Veneto, la crisi è arrivata in banca

Regione popolata da oltre 4,9 milioni di abitanti, con un Pil di circa 130,7 miliardi di euro a fine 2010, in ripresa dell’1,6% rispetto a fine 2009 (quando aveva segnato una pesante contrazione, -5,9%) ma ancora distante dai valori toccati nel 2008 (oltre 134,1 miliardi), il Veneto ha, a giudizio unanime degli esperti di Banca d’Italia e Unioncamere, “preso coscienza” della crisi mondiale proprio lo scorso anno, con l’accettazione da parte del sistema produttivo che nulla era “più come prima” e che occorreva “rimboccarsi le maniche”. La crisi non ha colpito omogeneamente le imprese venete: durante la recessione globale hanno sofferto di più le piccole imprese, specie quelle del settore manifatturiero, quasi sempre con inadeguati meccanismi protettivi come un limitato accesso al credito e agli ammortizzatori sociali, mentre le aziende esportatrici e quelle più innovative per quanto esposte alle oscillazioni dei mercati hanno saputo reagire alla crisi prima e meglio delle altre.
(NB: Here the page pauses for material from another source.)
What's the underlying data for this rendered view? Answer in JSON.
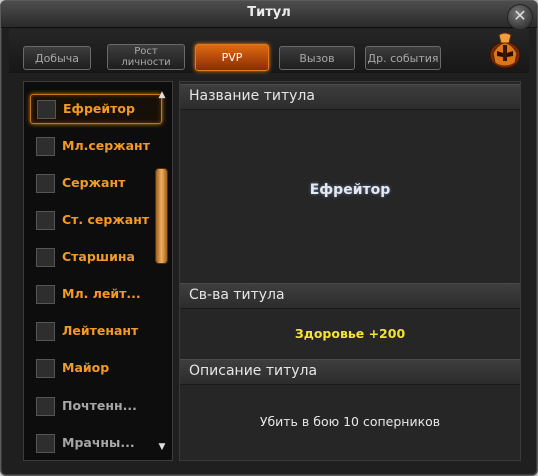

Sintomi, per Unioncamere, di un tessuto produttivo sano e della capacità di adattamento alle situazioni contingenti negative e alle nuove esigenze in essere che caratterizzano le imprese venete.

Se la crisi ha favorito una prima ristrutturazione del sistema produttivo, per quanto riguarda il settore finanziario secondo le analisi di Banca d’Italia la situazione congiunturale ha stimolato le banche, specie quelle appartenenti ai grandi gruppi bancari nazionali, “ad attuare interventi organizzativi di rivisitazione dell’articolazione territoriale”. Le reti, insomma, si sono ristrutturate e proprio a seguito di tali interventi, per il secondo anno consecutivo, nel 2010 il numero complessivo degli sportelli ubicati nel Veneto è calato (da 3.645 a 3.625 sportelli), nonostante l’incremento degli sportelli delle banche di credito cooperativo (+2,4%). Le politiche volte a razionalizzare l’offerta territoriale dei grandi gruppi nazionali hanno invece comportato la riduzione delle banche attive in Veneto (da 141 a 129), mentre si è assistito ad una riduzione della quota del mercato regionale dei prestiti detenuta dai primi cinque gruppi bancari nazionali al 55% del totale (con un calo di due punti percentuali).

Infine la prolungata fase di crisi economica ha inciso negativamente sulla capacità di risparmio delle famiglie, influenzate nelle proprie scelte anche dall’andamento dei mercati finanziari. Sempre secondo la Banca d’Italia l’anno passato la raccolta bancaria è calata dell’1,2% (-2,2% quella presso le famiglie, cui fanno capo oltre tre quarti dell’aggregato, a fronte di un +2,5% della raccolta presso le imprese). Ad una sostanziale tenuta dei depositi in conto corrente (+2,1%) si è contrapposto un calo delle obbligazioni bancarie (-3,6%) e dei pronti contro termine (-33%). I clienti retail, secondo Bankitalia, hanno sottoscritto prevalentemente obbligazioni bancarie a tasso fisso anche se verso la fine dell’anno sono andate crescendo le emissioni di bond a tasso variabile, con un lieve aumento tanto dei tassi offerti quanto della durata dei titoli emessi. In calo appaiono il valore dei titoli in custodia e amministrazione, con le azioni (- 14,5%) che secondo Via Nazionale hanno scontato anche l’effetto di prezzo derivante dall’andamento negativo di Piazza Affari, i titoli di stato in calo del 3,7%, le obbligazioni dell’1%, mentre sono risultate in aumento le quote detenute di Oicr (+8,6%). Fondi e Sicav, insomma, sembrano aver ritrovato un certo appeal presso i risparmiatori veneti.